How do you identify leadership qualities?
I have always been a proponent of promoting from within your organization whenever you have an employee who you trust and in whose potential you have a high degree of confidence. But how do you recognize someone’s leadership qualities? Here are a few indicators to consider – not necessarily in isolation but as an overall package.
Listening versus talking
A good leader does not need to be the center of attention or to engage in any type of battle for positions. They don’t dominate the conversation, and they’re typically not the loudest person in the room. Instead, they tend to practice active listening. They ask thoughtful questions and help others think things through before arriving at a conclusion. They don’t typically jump in to offer up their opinions right out of the gate. You’ll also notice that the individuals with leadership qualities are often addressed by others in conversations more often than other participants.
Taking blame and giving credit
Being a leader means taking responsibility for failures and handing out praise for successes. When interviewing candidates for any position, I frequently ask about an example of a failure and an example of success, and always pay attention to when someone uses “I” instead of “we” and vice versa. Consider being alert to those nuances in your one on ones with team members as well.
Resilience in the face of challenges is a valuable trait for any employee, but it’s even more important if you’re in a leadership position. Who on your team can adjust quickly to new circumstances and sees opportunities where others see problems and barriers? Who is willing to do what it takes, even if it’s not in their job description, to get the team on track?
Locus of control
One of the characteristics that I value most in an employee is their locus of control. People with leadership qualities tend to have a strong sense of their ability to control the outcome of situations. They don’t have a victim mentality, but instead, they focus on the things they can control and have a high degree of confidence that it will be enough. In addition, individuals with leadership potential are able to help others build up their locus of control.
Discipline and investment in professional development
Looking at highly successful leaders, you’ll detect a pattern of discipline, designed to help them be intentional about how they structure their day. They are smart about their time management, as they create routines. They have the self awareness to know when they need to tackle a specific type of task. Look for this level of self-discipline and awareness in order to assess leadership qualities. If an employee structures their day based on an awareness of their performance levels as opposed to personal preference, it’s generally a good sign. Furthermore, a team member needs to be invested in their own professional (and personal) growth and understand that no matter where they are in their career, there’s always more to learn.
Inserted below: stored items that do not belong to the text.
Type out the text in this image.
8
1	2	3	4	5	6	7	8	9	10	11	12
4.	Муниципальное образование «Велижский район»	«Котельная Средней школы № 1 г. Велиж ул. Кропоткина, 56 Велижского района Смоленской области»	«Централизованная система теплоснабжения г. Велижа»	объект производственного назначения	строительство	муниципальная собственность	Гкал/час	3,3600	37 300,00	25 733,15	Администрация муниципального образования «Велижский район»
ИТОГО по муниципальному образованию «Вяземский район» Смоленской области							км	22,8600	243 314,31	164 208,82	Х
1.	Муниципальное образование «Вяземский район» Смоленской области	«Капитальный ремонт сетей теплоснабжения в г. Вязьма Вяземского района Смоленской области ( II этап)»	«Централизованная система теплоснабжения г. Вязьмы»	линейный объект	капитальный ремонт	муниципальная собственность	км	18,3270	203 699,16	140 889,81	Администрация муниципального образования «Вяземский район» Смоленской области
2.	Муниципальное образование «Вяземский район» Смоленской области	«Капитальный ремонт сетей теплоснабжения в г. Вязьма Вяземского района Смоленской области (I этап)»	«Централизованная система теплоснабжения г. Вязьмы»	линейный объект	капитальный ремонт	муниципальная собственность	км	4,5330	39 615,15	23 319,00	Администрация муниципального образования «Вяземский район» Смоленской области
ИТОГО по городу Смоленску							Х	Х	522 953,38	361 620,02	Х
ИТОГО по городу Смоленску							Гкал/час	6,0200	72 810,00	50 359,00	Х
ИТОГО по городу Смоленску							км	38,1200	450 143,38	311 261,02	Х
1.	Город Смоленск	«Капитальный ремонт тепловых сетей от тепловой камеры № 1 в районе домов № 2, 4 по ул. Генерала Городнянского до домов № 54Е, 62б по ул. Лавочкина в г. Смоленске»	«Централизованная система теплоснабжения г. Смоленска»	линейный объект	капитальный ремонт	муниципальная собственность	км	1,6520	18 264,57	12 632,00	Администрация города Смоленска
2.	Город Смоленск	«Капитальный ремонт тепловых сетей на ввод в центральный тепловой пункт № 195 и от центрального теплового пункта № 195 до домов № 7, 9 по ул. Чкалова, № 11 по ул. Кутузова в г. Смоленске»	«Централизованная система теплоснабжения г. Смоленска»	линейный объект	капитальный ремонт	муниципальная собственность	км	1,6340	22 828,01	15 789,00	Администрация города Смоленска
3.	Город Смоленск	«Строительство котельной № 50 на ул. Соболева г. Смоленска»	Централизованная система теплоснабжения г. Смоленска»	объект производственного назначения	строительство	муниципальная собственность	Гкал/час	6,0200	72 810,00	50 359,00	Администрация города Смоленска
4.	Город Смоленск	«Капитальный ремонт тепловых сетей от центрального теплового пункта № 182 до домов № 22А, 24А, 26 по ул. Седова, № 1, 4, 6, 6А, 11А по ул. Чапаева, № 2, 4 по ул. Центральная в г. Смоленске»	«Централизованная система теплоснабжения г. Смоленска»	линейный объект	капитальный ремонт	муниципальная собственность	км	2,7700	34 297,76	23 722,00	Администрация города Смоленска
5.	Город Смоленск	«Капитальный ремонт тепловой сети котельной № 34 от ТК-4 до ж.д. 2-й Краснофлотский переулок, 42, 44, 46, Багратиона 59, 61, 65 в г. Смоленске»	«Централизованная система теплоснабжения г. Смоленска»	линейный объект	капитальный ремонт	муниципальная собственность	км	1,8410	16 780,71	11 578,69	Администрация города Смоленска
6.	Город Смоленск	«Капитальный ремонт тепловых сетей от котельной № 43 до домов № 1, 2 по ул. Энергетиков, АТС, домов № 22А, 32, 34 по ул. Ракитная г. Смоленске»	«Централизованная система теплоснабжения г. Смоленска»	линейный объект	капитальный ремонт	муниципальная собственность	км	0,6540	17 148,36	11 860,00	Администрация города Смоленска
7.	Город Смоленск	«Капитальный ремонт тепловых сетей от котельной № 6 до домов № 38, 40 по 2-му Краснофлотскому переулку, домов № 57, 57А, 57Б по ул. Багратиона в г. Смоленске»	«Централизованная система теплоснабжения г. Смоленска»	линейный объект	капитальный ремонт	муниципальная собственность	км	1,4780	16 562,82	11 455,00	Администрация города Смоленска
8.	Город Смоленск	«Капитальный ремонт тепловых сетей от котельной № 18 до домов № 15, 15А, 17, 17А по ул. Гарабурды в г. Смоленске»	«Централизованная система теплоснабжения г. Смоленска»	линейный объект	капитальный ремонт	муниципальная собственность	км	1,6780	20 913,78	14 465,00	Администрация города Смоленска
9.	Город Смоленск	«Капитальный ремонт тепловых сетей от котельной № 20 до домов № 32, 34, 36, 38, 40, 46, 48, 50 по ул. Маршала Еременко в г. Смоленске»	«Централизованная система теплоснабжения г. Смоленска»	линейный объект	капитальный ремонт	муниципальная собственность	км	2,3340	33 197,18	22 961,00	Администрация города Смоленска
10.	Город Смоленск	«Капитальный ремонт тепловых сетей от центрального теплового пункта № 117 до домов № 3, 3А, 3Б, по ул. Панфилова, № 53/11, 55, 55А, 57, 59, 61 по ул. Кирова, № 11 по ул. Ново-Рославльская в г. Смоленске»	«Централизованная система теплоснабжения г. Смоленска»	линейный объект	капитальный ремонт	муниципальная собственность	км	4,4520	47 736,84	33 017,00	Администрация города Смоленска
Effective communication with everyone
We prefer that every member of our team have great communication skills, but when identifying leadership potential, it is crucial that the individual knows how to communicate effectively with everyone. This includes employees outside of their department, customers (happy, indifferent, and unhappy), and any stakeholder on any level. Can they break down difficult concepts to non technical users? Can they sell a vision? Do they exhibit high levels of empathy towards others?
People with leadership potential don’t typically need to show off. Their words are intended to add value to the conversation, and their actions are meant to make an impact, not to elevate the way they are perceived by others.
Leadership involves taking calculated risks. A team member with leadership potential does not need an insurance policy for everything. They are deliberate in their actions and welcome being held accountable. While they don’t overstep their “jurisdiction”, they don’t need someone else to make every decision for them. They also understand that no outcome is guaranteed and know when to take a chance.
What about you? What are qualities that you look for in a potential leader?